ECU opens for fall semester

East Carolina University began its fall semester on Monday, Aug. 18, as members of the faculty attended the annual convocation program in Wright Auditorium. Classes begin on Wednesday, Aug. 20.

Molly Corbett Broad, president of the University of North Carolina, gave the opening remarks in her first public presentation. Broad succeeded former president C.D. Spangler, last July, as head of the 16-campuses of the UNC system.

“I have a great deal to learn and I will be a student in your midst,” she told the faculty. She then listed some of the things that impressed her from her readings about East Carolina University.

She talked about the depth of diversity in the ECU School of Education, the largest in the state, and said the school’s Model Clinical Teaching Program has revolutionized the way people think about teaching.

She said the medical school’s young history demonstrates the value of perseverance and politics. She noted that the school has earned a national reputation from its original mission to emphasize primary care. Broad said that primary care and family medicine is much more important today than when the school began in 1974.

“It is impossible to talk about the culture and the economy of eastern North Carolina without mentioning East Carolina University,” she said. “ECU is a source of great pride to the community.”

Students returning to campus found fewer construction sites than last fall and spring.

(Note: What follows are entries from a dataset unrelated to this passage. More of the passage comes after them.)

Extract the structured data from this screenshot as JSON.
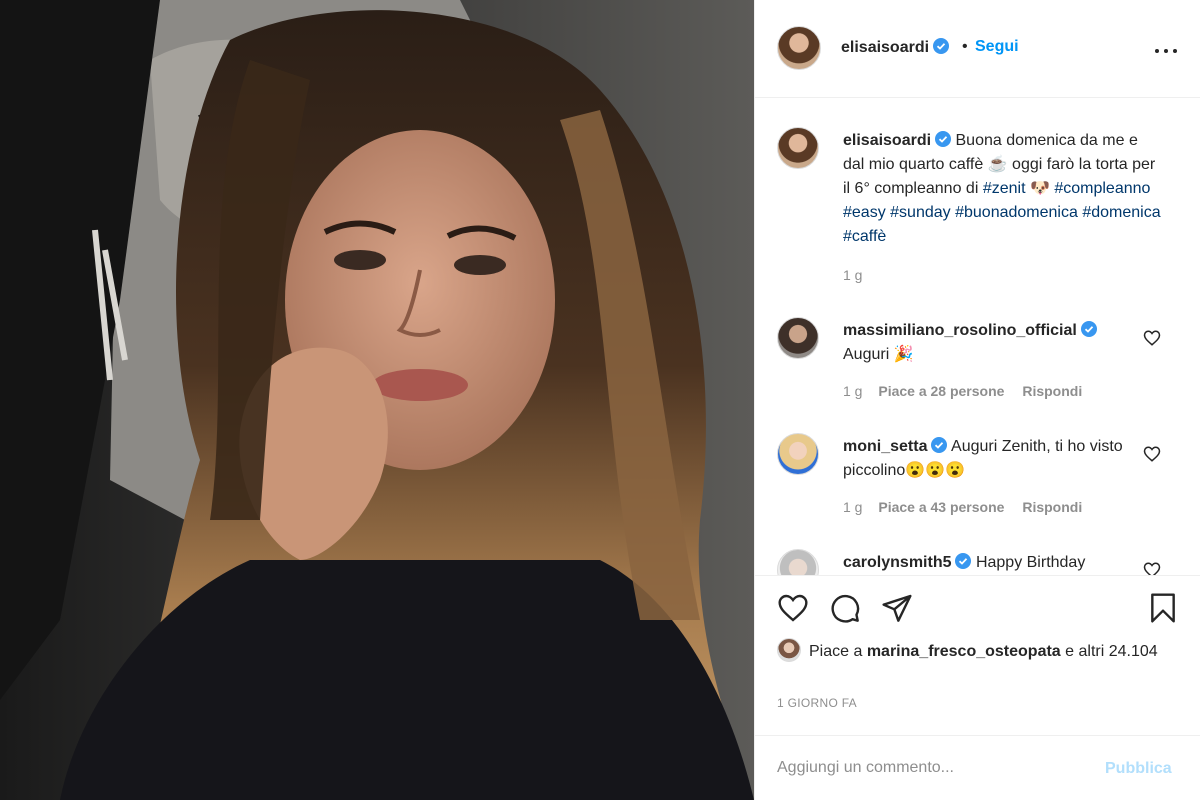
{
  "colors": {
    "link": "#00376b",
    "accent": "#0095f6",
    "muted": "#8e8e8e",
    "verified": "#3897f0",
    "publish_disabled": "#b2dffc"
  },
  "photo": {
    "alt_subject": "selfie"
  },
  "header": {
    "username": "elisaisoardi",
    "dot": "•",
    "follow_label": "Segui",
    "more_icon": "more-horizontal-icon"
  },
  "caption": {
    "username": "elisaisoardi",
    "text_a": "Buona domenica da me e dal mio quarto caffè ☕ oggi farò la torta per il 6° compleanno di ",
    "tag_zenit": "#zenit",
    "emoji_dog": "🐶",
    "tag_compleanno": "#compleanno",
    "tag_easy": "#easy",
    "tag_sunday": "#sunday",
    "tag_buonadomenica": "#buonadomenica",
    "tag_domenica": "#domenica",
    "tag_caffe": "#caffè",
    "time": "1 g"
  },
  "comments": [
    {
      "username": "massimiliano_rosolino_official",
      "text": "Auguri 🎉",
      "time": "1 g",
      "likes": "Piace a 28 persone",
      "reply": "Rispondi"
    },
    {
      "username": "moni_setta",
      "text": "Auguri Zenith, ti ho visto piccolino😮😮😮",
      "time": "1 g",
      "likes": "Piace a 43 persone",
      "reply": "Rispondi"
    },
    {
      "username": "carolynsmith5",
      "text": "Happy Birthday"
    }
  ],
  "actions": {
    "icons": [
      "heart-icon",
      "comment-icon",
      "share-icon",
      "bookmark-icon"
    ],
    "likes_prefix": "Piace a",
    "likes_user": "marina_fresco_osteopata",
    "likes_suffix": "e altri 24.104",
    "time_ago": "1 GIORNO FA"
  },
  "add_comment": {
    "placeholder": "Aggiungi un commento...",
    "publish_label": "Pubblica"
  }
}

One unfinished project is the renovation of an older section of the J.Y. Joyner Library. The renovation, the second phase of a $30 million library improvement project, will modernize offices and classroom space in the building. Phase three of the project, which will be completed next year, will provide ECU with an attractive, pedestrian entryway into the east campus. The construction will continue throughout the year and is not expected to interfere with the services of the library.

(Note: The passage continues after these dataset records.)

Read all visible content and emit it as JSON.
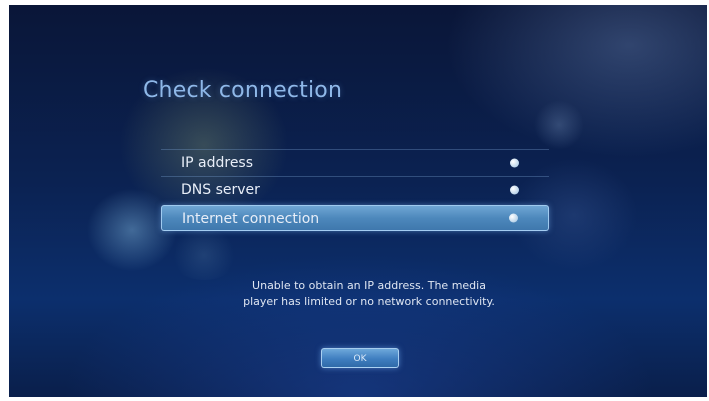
{
  "dialog": {
    "title": "Check connection",
    "items": [
      {
        "label": "IP address",
        "status_icon": "check-icon",
        "selected": false
      },
      {
        "label": "DNS server",
        "status_icon": "check-icon",
        "selected": false
      },
      {
        "label": "Internet connection",
        "status_icon": "check-icon",
        "selected": true
      }
    ],
    "message_lines": [
      "Unable to obtain an IP address. The media",
      "player has limited or no network connectivity."
    ],
    "ok_label": "OK"
  },
  "colors": {
    "title": "#8fb8e8",
    "highlight": "#4d88bc",
    "background": "#0b2252"
  }
}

Parking on campus has improved with the expansion of parking lots near Mendenhall Student Center, the new Student Recreation Center, the Belk Allied Health Building and the Rivers Building. A large parking area near the downtown district (corner of Reade and 4th Streets) will be open this fall to ECU registered vehicle.

On the academic front there are some changes as well. Among them are a new masters degree program in International Studies that begins in the College of Arts and Sciences. The School of Allied Health Sciences has enrolled the first 20 students in a new degree program for physician assistants.